Proposition 6: the space l^p with p \geq 1 and the metric d defined by

d(x,y) = \Big(\sum_{j \in \mathbb{N}} | x(j) - y(j) |^p\Big)^\frac{1}{p},

for all x,y \in l^p is complete.

??? note "Proof:"

Let $(x_n)_{n \in \mathbb{N}}$ be a Cauchy sequence in $(l^p,d)$, then we have

$$
    \forall \varepsilon > 0 \exists N \in \mathbb{N}: n, m > N: d(x_n, x_m) = \Big(\sum_{j \in \mathbb{N}} |x_n(j) - x_m(j)|^p\Big)^\frac{1}{p} < \varepsilon,
$$

obtains for all $j \in \mathbb{N}$: $|x_n(j) - x_m(j)| <\varepsilon$.

Which shows that $(x_m(j))_{m \in \mathbb{N}}$ for fixed $j \in \mathbb{N}$ is a Cauchy sequence in $\mathbb{C}$. Since $\mathbb{C}$ is complete the sequence converges; $x_m(j) \to x(j)$ as $m \to \infty$. 

Thus, for $m \to \infty$ we have 

$$
    d(x_n, x) = \Big(\sum_{j \in \mathbb{N}} |x_n(j) - x(j)|^p\Big)^\frac{1}{p} < \varepsilon,
$$

implies that $x_n - x \in l^p$ and $x = x_n - (x_n - x) \in l^p \implies x \in l^p$ and $x_n \to x$ as $n \to \infty$ which implies that $l^p$ is complete.

Proposition 7: the space l^\infty with the metric d defined by

d(x,y) = \sup_{j \in \mathbb{N}} | x(j) - y(j) |,

for all x,y \in l^\infty is complete.

??? note "Proof:"

Let $(x_n)_{n \in \mathbb{N}}$ be a Cauchy sequence in $(l^\infty,d)$, then we have

$$
    \forall \varepsilon > 0 \exists N \in \mathbb{N}: n, m > N: d(x_n, x_m) = \sup_{j \in \mathbb{N}} | x_n(j) - x_m(j) | < \varepsilon,
$$

obtains for all $j \in \mathbb{N}$: $|x_n(j) - x_m(j)| <\varepsilon$.

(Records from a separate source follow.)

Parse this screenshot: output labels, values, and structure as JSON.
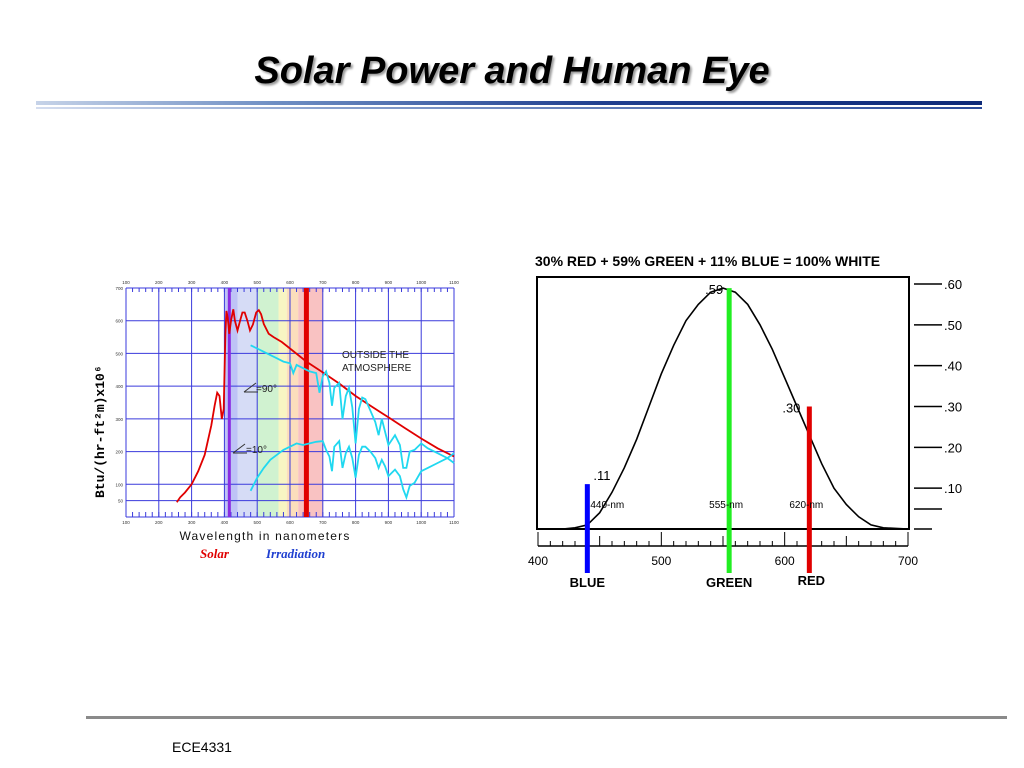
{
  "slide": {
    "title": "Solar Power and Human Eye",
    "footer": "ECE4331"
  },
  "colors": {
    "grid": "#3a3adc",
    "outside_curve": "#e00000",
    "sea_level_curves": "#20d8f0",
    "eye_curve": "#000000",
    "blue_line": "#0000ff",
    "green_line": "#22ee22",
    "red_line": "#e00000",
    "solar_caption": "#e00000",
    "irradiation_caption": "#2040d0"
  },
  "chart_data": [
    {
      "type": "line",
      "xlabel": "Wavelength in nanometers",
      "ylabel": "Btu/(hr-ft²m)x10⁶",
      "caption_word1": "Solar",
      "caption_word2": "Irradiation",
      "xlim": [
        100,
        1100
      ],
      "ylim": [
        0,
        700
      ],
      "x_ticks": [
        "100",
        "200",
        "300",
        "400",
        "500",
        "600",
        "700",
        "800",
        "900",
        "1000",
        "1100"
      ],
      "y_ticks": [
        "50",
        "100",
        "200",
        "300",
        "400",
        "500",
        "600",
        "700"
      ],
      "grid": true,
      "annotations": {
        "outside": "OUTSIDE THE ATMOSPHERE",
        "angle90": "=90°",
        "angle10": "=10°"
      },
      "bands": [
        {
          "from": 400,
          "to": 440,
          "color": "#b3b8f5"
        },
        {
          "from": 440,
          "to": 500,
          "color": "#cfd6f5"
        },
        {
          "from": 500,
          "to": 565,
          "color": "#c8f0c8"
        },
        {
          "from": 565,
          "to": 590,
          "color": "#f7f3b8"
        },
        {
          "from": 590,
          "to": 625,
          "color": "#fbd8b0"
        },
        {
          "from": 625,
          "to": 700,
          "color": "#f8b7b7"
        }
      ],
      "marker_lines": [
        {
          "x": 415,
          "color": "#8a2be2"
        },
        {
          "x": 650,
          "color": "#e00000"
        }
      ],
      "series": [
        {
          "key": "outside",
          "color": "#e00000",
          "points": [
            [
              255,
              45
            ],
            [
              265,
              60
            ],
            [
              280,
              75
            ],
            [
              300,
              100
            ],
            [
              320,
              140
            ],
            [
              340,
              190
            ],
            [
              360,
              280
            ],
            [
              370,
              340
            ],
            [
              378,
              380
            ],
            [
              385,
              370
            ],
            [
              392,
              300
            ],
            [
              398,
              330
            ],
            [
              403,
              560
            ],
            [
              406,
              630
            ],
            [
              410,
              610
            ],
            [
              415,
              560
            ],
            [
              420,
              600
            ],
            [
              427,
              635
            ],
            [
              432,
              600
            ],
            [
              440,
              570
            ],
            [
              448,
              600
            ],
            [
              455,
              625
            ],
            [
              462,
              625
            ],
            [
              470,
              600
            ],
            [
              478,
              570
            ],
            [
              487,
              588
            ],
            [
              497,
              625
            ],
            [
              505,
              632
            ],
            [
              512,
              620
            ],
            [
              520,
              590
            ],
            [
              535,
              560
            ],
            [
              550,
              550
            ],
            [
              575,
              535
            ],
            [
              600,
              515
            ],
            [
              650,
              475
            ],
            [
              700,
              442
            ],
            [
              750,
              408
            ],
            [
              800,
              370
            ],
            [
              850,
              337
            ],
            [
              900,
              305
            ],
            [
              950,
              272
            ],
            [
              1000,
              240
            ],
            [
              1050,
              210
            ],
            [
              1100,
              185
            ]
          ]
        },
        {
          "key": "sea_level_90",
          "color": "#20d8f0",
          "points": [
            [
              480,
              525
            ],
            [
              500,
              515
            ],
            [
              520,
              505
            ],
            [
              540,
              495
            ],
            [
              560,
              485
            ],
            [
              580,
              475
            ],
            [
              600,
              470
            ],
            [
              610,
              440
            ],
            [
              620,
              465
            ],
            [
              640,
              455
            ],
            [
              660,
              445
            ],
            [
              680,
              440
            ],
            [
              690,
              380
            ],
            [
              700,
              430
            ],
            [
              710,
              445
            ],
            [
              720,
              410
            ],
            [
              728,
              340
            ],
            [
              735,
              395
            ],
            [
              750,
              410
            ],
            [
              760,
              300
            ],
            [
              770,
              370
            ],
            [
              780,
              395
            ],
            [
              790,
              335
            ],
            [
              800,
              225
            ],
            [
              810,
              330
            ],
            [
              820,
              365
            ],
            [
              830,
              360
            ],
            [
              845,
              325
            ],
            [
              860,
              290
            ],
            [
              870,
              250
            ],
            [
              880,
              300
            ],
            [
              890,
              260
            ],
            [
              900,
              220
            ],
            [
              920,
              250
            ],
            [
              935,
              220
            ],
            [
              945,
              150
            ],
            [
              955,
              150
            ],
            [
              965,
              200
            ],
            [
              980,
              205
            ],
            [
              1000,
              225
            ],
            [
              1020,
              210
            ],
            [
              1050,
              195
            ],
            [
              1080,
              180
            ],
            [
              1100,
              165
            ]
          ]
        },
        {
          "key": "sea_level_10",
          "color": "#20d8f0",
          "points": [
            [
              480,
              80
            ],
            [
              500,
              120
            ],
            [
              520,
              150
            ],
            [
              540,
              175
            ],
            [
              560,
              190
            ],
            [
              580,
              205
            ],
            [
              600,
              215
            ],
            [
              620,
              225
            ],
            [
              640,
              220
            ],
            [
              660,
              225
            ],
            [
              680,
              230
            ],
            [
              700,
              232
            ],
            [
              710,
              205
            ],
            [
              720,
              185
            ],
            [
              728,
              140
            ],
            [
              735,
              215
            ],
            [
              750,
              232
            ],
            [
              760,
              150
            ],
            [
              770,
              195
            ],
            [
              780,
              215
            ],
            [
              790,
              180
            ],
            [
              800,
              120
            ],
            [
              810,
              190
            ],
            [
              820,
              215
            ],
            [
              830,
              215
            ],
            [
              845,
              200
            ],
            [
              860,
              180
            ],
            [
              870,
              150
            ],
            [
              880,
              175
            ],
            [
              890,
              155
            ],
            [
              900,
              125
            ],
            [
              920,
              145
            ],
            [
              935,
              125
            ],
            [
              945,
              85
            ],
            [
              955,
              60
            ],
            [
              965,
              95
            ],
            [
              980,
              105
            ],
            [
              1000,
              140
            ],
            [
              1020,
              150
            ],
            [
              1050,
              165
            ],
            [
              1080,
              180
            ],
            [
              1100,
              195
            ]
          ]
        }
      ]
    },
    {
      "type": "line",
      "title": "30% RED + 59% GREEN + 11% BLUE = 100% WHITE",
      "xlim": [
        400,
        700
      ],
      "ylim": [
        0,
        0.6
      ],
      "x_ticks": [
        "400",
        "500",
        "600",
        "700"
      ],
      "y_ticks": [
        ".60",
        ".50",
        ".40",
        ".30",
        ".20",
        ".10"
      ],
      "curve": [
        [
          400,
          0
        ],
        [
          420,
          0
        ],
        [
          430,
          0.003
        ],
        [
          440,
          0.01
        ],
        [
          450,
          0.04
        ],
        [
          460,
          0.09
        ],
        [
          470,
          0.15
        ],
        [
          480,
          0.22
        ],
        [
          490,
          0.3
        ],
        [
          500,
          0.38
        ],
        [
          510,
          0.45
        ],
        [
          520,
          0.51
        ],
        [
          530,
          0.55
        ],
        [
          540,
          0.58
        ],
        [
          550,
          0.59
        ],
        [
          560,
          0.58
        ],
        [
          570,
          0.55
        ],
        [
          580,
          0.5
        ],
        [
          590,
          0.44
        ],
        [
          600,
          0.37
        ],
        [
          610,
          0.3
        ],
        [
          620,
          0.23
        ],
        [
          630,
          0.16
        ],
        [
          640,
          0.1
        ],
        [
          650,
          0.06
        ],
        [
          660,
          0.03
        ],
        [
          670,
          0.01
        ],
        [
          680,
          0.003
        ],
        [
          700,
          0
        ]
      ],
      "lines": [
        {
          "name": "BLUE",
          "wavelength": 440,
          "wavelength_label": "440-nm",
          "value_label": ".11",
          "color": "#0000ff",
          "top": 0.11
        },
        {
          "name": "GREEN",
          "wavelength": 555,
          "wavelength_label": "555-nm",
          "value_label": ".59",
          "color": "#22ee22",
          "top": 0.59
        },
        {
          "name": "RED",
          "wavelength": 620,
          "wavelength_label": "620-nm",
          "value_label": ".30",
          "color": "#e00000",
          "top": 0.3
        }
      ]
    }
  ]
}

Which shows that $(x_m(j))_{m \in \mathbb{N}}$ for fixed $j \in \mathbb{N}$ is a Cauchy sequence in $\mathbb{C}$. Since $\mathbb{C}$ is complete the sequence converges; $x_m(j) \to x(j)$ as $m \to \infty$. 

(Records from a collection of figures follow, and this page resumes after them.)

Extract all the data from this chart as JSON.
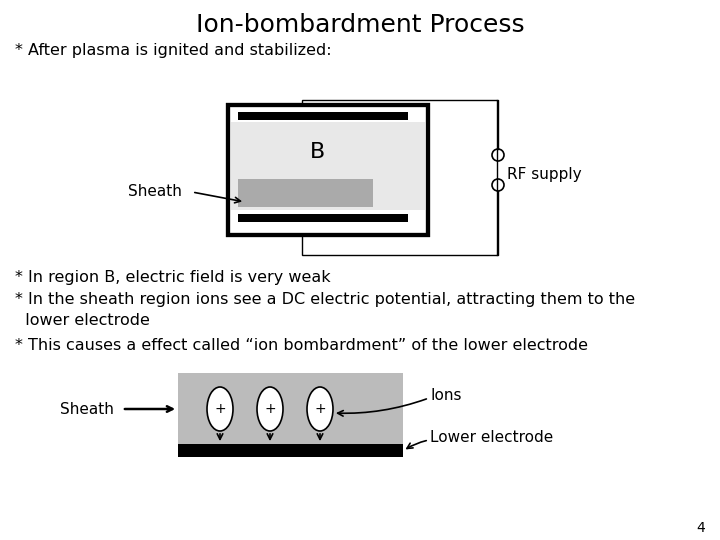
{
  "title": "Ion-bombardment Process",
  "title_fontsize": 18,
  "background_color": "#ffffff",
  "text_color": "#000000",
  "subtitle": "* After plasma is ignited and stabilized:",
  "subtitle_fontsize": 11.5,
  "line1": "* In region B, electric field is very weak",
  "line1_fontsize": 11.5,
  "line2": "* In the sheath region ions see a DC electric potential, attracting them to the\n  lower electrode",
  "line2_fontsize": 11.5,
  "line3": "* This causes a effect called “ion bombardment” of the lower electrode",
  "line3_fontsize": 11.5,
  "page_num": "4"
}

Thus, for $m \to \infty$ we have 

$$
    d(x_n, x) = \sup_{j \in \mathbb{N}} | x_n(j) - x(j) | < \varepsilon \implies |x_n(j) = x(j)| < \varepsilon.
$$

Since $x_n \in l^\infty$ there exists a $k_n \in \mathbb{R}: |x_n(j)| \leq k_n$ for all $j \in \mathbb{N}$. Hence 

$$
    |x(j)| \leq |x(j) - x_n(j)| + |x_n(j)| < \varepsilon + k_n,
$$

for all $j \in \mathbb{N}$ which implies that $x \in l^\infty$ and $x_n \to x$ as $n \to \infty$ obtaining that $ l^\infty$ is complete.